Paixão analisa que de um eventual delito de natureza administrativa chegou ao âmbito penal pelo tom depreciativo, ofensivo contra o servidor púbico federal. “É uma ocorrência incomum, mas que demonstra a falta de respeito com o servidor público, independente da esfera que ele atua. Se desrespeita o auditor-fiscal do trabalho hoje, amanhã o desrespeito é com o policial, é com a professora. Então é preciso bom senso nessas horas porque o servidor está fazendo o seu trabalho”, pondera.
Crime de resistência
O superintendente Regional do Trabalho em Mato Grosso, Amarildo Borges de Oliveira, lamentou o ocorrido e reforçou que o trabalho dos auditores-fiscais é cumprir a lei no sentido de assegurar a saúde e a segurança do trabalhador. “A restrição à atuação do auditor-fiscal do trabalho é uma forma de cercear o trabalho do Estado, de exercer sua função de verificar o cumprimento das leis trabalhistas. Normalmente uma restrição é sempre o indicativo sério e evidente de que há a intenção de esconder uma irregularidade ou ilegalidade”, completa ao dizer que o luto pela morte de alguém não pode ser impeditivo no cumprimento do dever pelo Estado.

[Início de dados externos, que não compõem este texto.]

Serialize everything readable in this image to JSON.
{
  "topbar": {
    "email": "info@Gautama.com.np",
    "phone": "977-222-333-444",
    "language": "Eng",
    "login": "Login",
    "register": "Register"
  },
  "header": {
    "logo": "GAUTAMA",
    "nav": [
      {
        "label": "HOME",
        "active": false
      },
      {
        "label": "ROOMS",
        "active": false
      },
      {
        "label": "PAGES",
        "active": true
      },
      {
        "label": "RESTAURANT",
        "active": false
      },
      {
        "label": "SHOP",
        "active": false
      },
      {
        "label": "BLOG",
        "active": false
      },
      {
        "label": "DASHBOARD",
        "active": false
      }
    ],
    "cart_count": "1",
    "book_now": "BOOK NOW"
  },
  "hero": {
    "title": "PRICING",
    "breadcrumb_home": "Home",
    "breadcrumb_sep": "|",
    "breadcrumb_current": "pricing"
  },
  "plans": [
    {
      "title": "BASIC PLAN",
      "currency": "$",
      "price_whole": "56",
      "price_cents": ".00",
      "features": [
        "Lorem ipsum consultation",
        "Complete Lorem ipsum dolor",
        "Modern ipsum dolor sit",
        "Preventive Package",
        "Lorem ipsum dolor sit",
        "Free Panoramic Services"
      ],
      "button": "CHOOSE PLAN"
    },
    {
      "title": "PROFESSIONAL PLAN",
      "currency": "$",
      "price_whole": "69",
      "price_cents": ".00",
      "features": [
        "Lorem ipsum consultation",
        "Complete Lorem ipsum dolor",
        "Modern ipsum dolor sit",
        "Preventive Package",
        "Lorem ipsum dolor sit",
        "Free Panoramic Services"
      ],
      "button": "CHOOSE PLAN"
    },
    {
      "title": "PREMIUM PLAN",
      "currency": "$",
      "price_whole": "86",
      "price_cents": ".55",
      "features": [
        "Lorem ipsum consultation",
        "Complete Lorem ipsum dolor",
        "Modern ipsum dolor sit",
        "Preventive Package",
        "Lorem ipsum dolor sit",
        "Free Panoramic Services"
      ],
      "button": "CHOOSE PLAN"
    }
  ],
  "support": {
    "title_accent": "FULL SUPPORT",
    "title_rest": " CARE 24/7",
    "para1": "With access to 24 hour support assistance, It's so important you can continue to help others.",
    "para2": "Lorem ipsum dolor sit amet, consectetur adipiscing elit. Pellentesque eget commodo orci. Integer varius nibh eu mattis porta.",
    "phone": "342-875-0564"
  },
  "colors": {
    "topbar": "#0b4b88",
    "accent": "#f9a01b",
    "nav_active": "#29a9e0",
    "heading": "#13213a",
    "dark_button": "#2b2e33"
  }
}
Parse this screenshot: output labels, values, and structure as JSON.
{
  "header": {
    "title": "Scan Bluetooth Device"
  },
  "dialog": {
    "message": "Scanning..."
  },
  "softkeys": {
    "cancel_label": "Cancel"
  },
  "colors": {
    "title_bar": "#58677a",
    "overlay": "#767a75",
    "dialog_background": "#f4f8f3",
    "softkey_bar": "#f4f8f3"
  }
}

Configura crime de resistência “opor-se à execução de ato legal, mediante violência ou ameaça a funcionário competente para executá-lo ou a quem lhe esteja prestando auxílio”, conforme descrição Art. 329 do Código Penal - Decreto Lei 2848/40.
É possível que o procedimento instaurado pela Delegacia de Polícia Civil de Canarana referente ao crime de desacatado se transforme em um Termo Circunstanciado de Ocorrência (TCO). Trata-se de expediente usado para aqueles casos de menor potencial ofensivo e que cuja pena é inferior a 1 ano de reclusão, possível de ser convertida em prestação de serviço. Já no caso da morte do trabalhador, o caso virou um inquérito.
Interdição
No dia 17 de novembro, a Auditoria-Fiscal do Trabalho interditou a área do armazém por falta de documentação referente aos riscos envolvidos nas atividades no local, falta de medidas de proteção coletiva, falha nos procedimentos operacionais, falta de fiscalização com o ao uso de equipamentos de proteção e operação de máquinas por trabalhador não-treinado, conforme consta no relatório apresentado pelo auditor-fiscal do trabalho responsável pela inspeção.